On enero 9, 2014 by La Quinta Pata

Piernas de árbol

Cuando me preguntan desde hace cuánto tiempo vivo en Barcelona, siempre tengo que parar un momento, cerrar los ojos, ir atrás en mi cabeza y luego contestar: – Algo así como 5 o 6 años. Nunca me acuerdo.
Ha pasado tiempo, y yo con los números soy muy mala. Han pasado muchos encuentros y demasiadas despedidas, pero sí que me acuerdo que llegué en invierno, un enero lleno de sol donde me sorprendió ver gente bañarse en el mar.
Llegué con una beca por la cual había postulado sin mucha convicción, y me puso frente a la decisión de tener que dejar en una semana mi querida Bologna, que me había adoptado por 7 u 8 años. Me mudé a una ciudad donde había estado unos años atrás, durante pocos días con 10 euros y una mochilla, gracias a un autostop de último minuto desde Toulouse.
En ese entonces Barcelona no me había sorprendido particularmente. No era una de los sitios donde hubiera querido vivir, me la acordaba sin identidad, caótica, con un olor feo, calles demasiado grandes, muchos coches y edificios disonantes uno al lado del otro. Me parecía un lugar que pudiera estar en cualquier parte del mundo.
A pesar de esto, no lo pensé ni un momento, preparé mi mochilla y aterricé aquí. En Barcelona echaba de menos a las callecitas románicas de Bologna, sus arcos y plazas, su arquitectura armoniosa, los edificios antiguos bajo la lluvia, mi bicicleta. Es que no me gustaba tener que caminar en el medio de tanta gente en las calles del centro y menos aún la idea de tener que pasar tiempo bajo la tierra para ir de un sitio a otro.
Muy poco a poco me he enamorado de esta ciudad, cada mes de cada año, -que siempre tenía que ser el último- porque Barcelona es una ciudad de paso. Sin embargo, me he enamorado cada día más, gracias también a la decisión de abandonar el metro y comprar una bici, y sobre todo al hecho de vivir, por primera vez en mi vida, al lado del mar.

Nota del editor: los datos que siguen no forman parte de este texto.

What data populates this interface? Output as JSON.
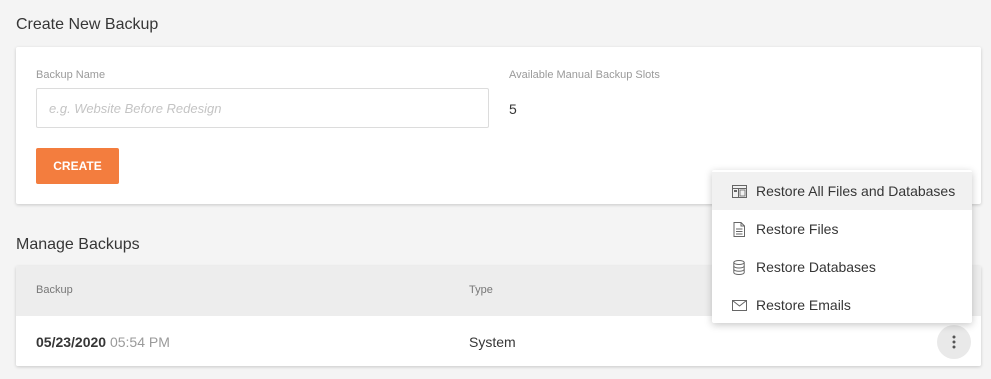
{
  "create": {
    "title": "Create New Backup",
    "name_label": "Backup Name",
    "name_placeholder": "e.g. Website Before Redesign",
    "name_value": "",
    "slots_label": "Available Manual Backup Slots",
    "slots_value": "5",
    "create_button": "CREATE"
  },
  "manage": {
    "title": "Manage Backups",
    "columns": [
      "Backup",
      "Type"
    ],
    "rows": [
      {
        "date": "05/23/2020",
        "time": "05:54 PM",
        "type": "System"
      }
    ]
  },
  "menu": {
    "items": [
      {
        "label": "Restore All Files and Databases",
        "icon": "layout-icon",
        "active": true
      },
      {
        "label": "Restore Files",
        "icon": "file-icon",
        "active": false
      },
      {
        "label": "Restore Databases",
        "icon": "database-icon",
        "active": false
      },
      {
        "label": "Restore Emails",
        "icon": "envelope-icon",
        "active": false
      }
    ]
  },
  "colors": {
    "accent": "#f37d3e",
    "background": "#f4f4f4",
    "table_header": "#ededed"
  }
}
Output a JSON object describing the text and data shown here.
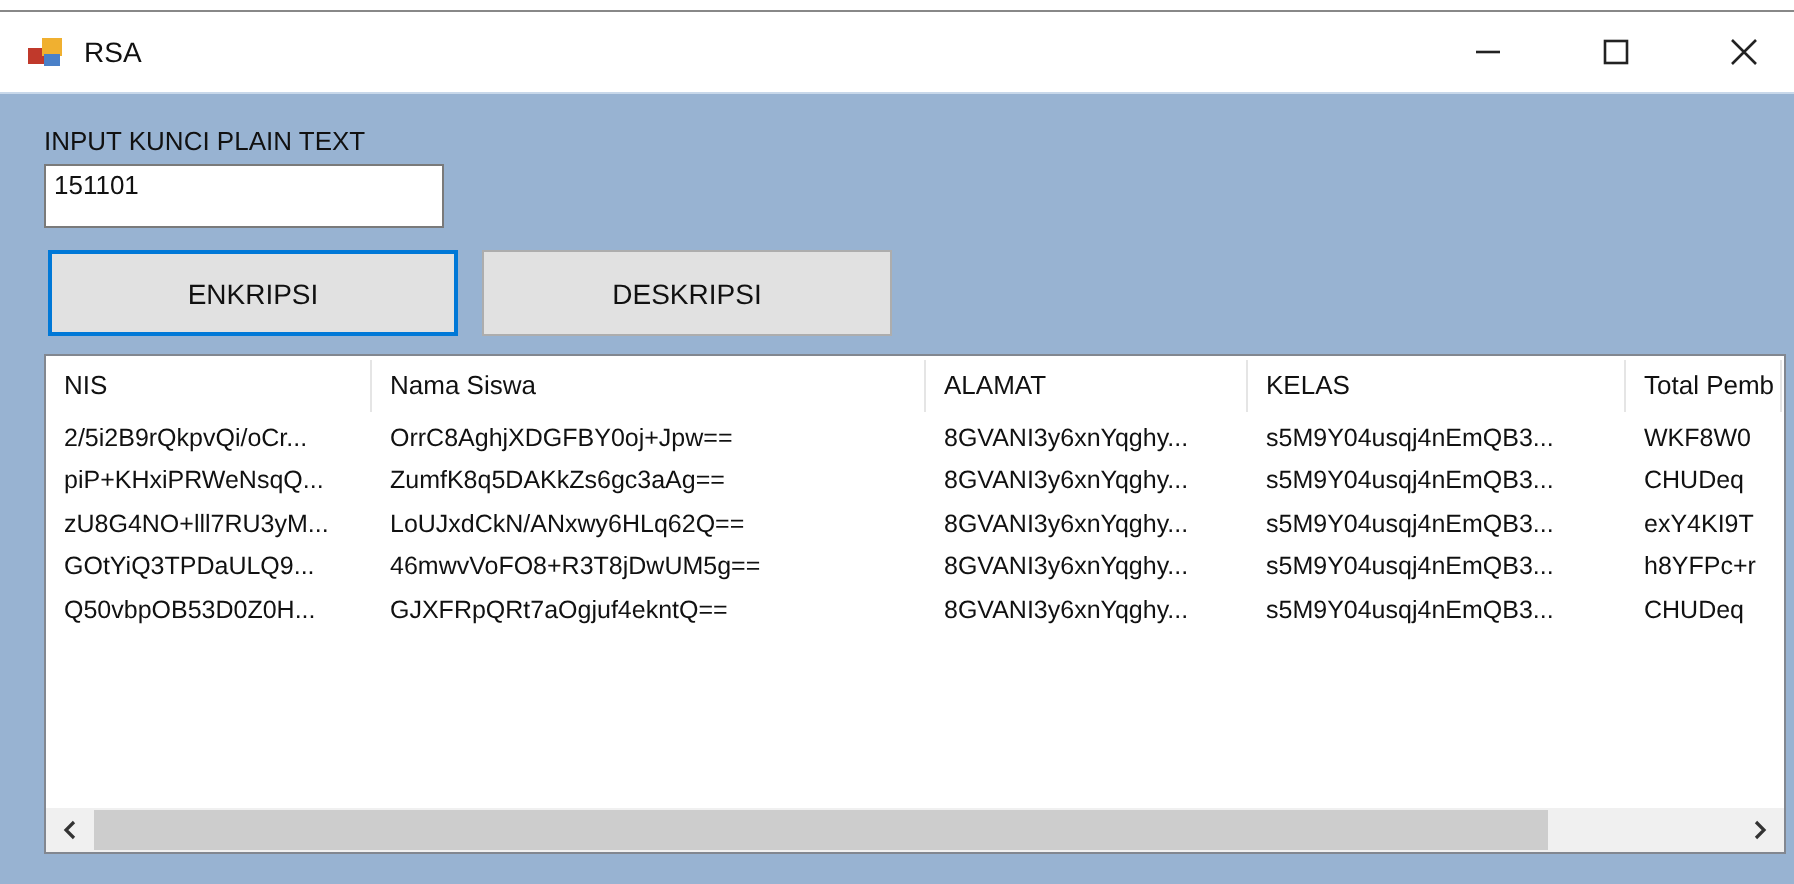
{
  "window": {
    "title": "RSA"
  },
  "input": {
    "label": "INPUT KUNCI PLAIN TEXT",
    "value": "151101"
  },
  "buttons": [
    {
      "label": "ENKRIPSI",
      "focused": true
    },
    {
      "label": "DESKRIPSI",
      "focused": false
    }
  ],
  "table": {
    "columns": [
      "NIS",
      "Nama Siswa",
      "ALAMAT",
      "KELAS",
      "Total Pemb"
    ],
    "rows": [
      [
        "2/5i2B9rQkpvQi/oCr...",
        "OrrC8AghjXDGFBY0oj+Jpw==",
        "8GVANI3y6xnYqghy...",
        "s5M9Y04usqj4nEmQB3...",
        "WKF8W0"
      ],
      [
        "piP+KHxiPRWeNsqQ...",
        "ZumfK8q5DAKkZs6gc3aAg==",
        "8GVANI3y6xnYqghy...",
        "s5M9Y04usqj4nEmQB3...",
        "CHUDeq"
      ],
      [
        "zU8G4NO+lll7RU3yM...",
        "LoUJxdCkN/ANxwy6HLq62Q==",
        "8GVANI3y6xnYqghy...",
        "s5M9Y04usqj4nEmQB3...",
        "exY4KI9T"
      ],
      [
        "GOtYiQ3TPDaULQ9...",
        "46mwvVoFO8+R3T8jDwUM5g==",
        "8GVANI3y6xnYqghy...",
        "s5M9Y04usqj4nEmQB3...",
        "h8YFPc+r"
      ],
      [
        "Q50vbpOB53D0Z0H...",
        "GJXFRpQRt7aOgjuf4ekntQ==",
        "8GVANI3y6xnYqghy...",
        "s5M9Y04usqj4nEmQB3...",
        "CHUDeq"
      ]
    ]
  }
}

Con el tiempo, he aprendido a apreciar su identidad variada y peculiar, a encontrar romántico este olor de especias, sudor, lejía y a veces a mar que inunda mis narices por la mañana. Y aunque sigua muy atenta de que todas mis cosas caben en una mochilla, nunca tomé la decisión de quedarme, porque el mundo es muy grande y yo muy inquieta. Tal vez porque no sabría en qué otro lugar vivir, tal vez porque me cuesta dejar todo y empezar una vez más, o porque aquí puedo tirarme al mar cuando tengo una hora libre, luego pedalear hasta el parque Ciutadella y practicar Yoga ¿En qué otra ciudad podría hacer algo así?
El verano pasado quedé asombrada cuando volví de Italia, y desde la ventanilla del avión vi el puerto y me dije: “¡Por fin casa!”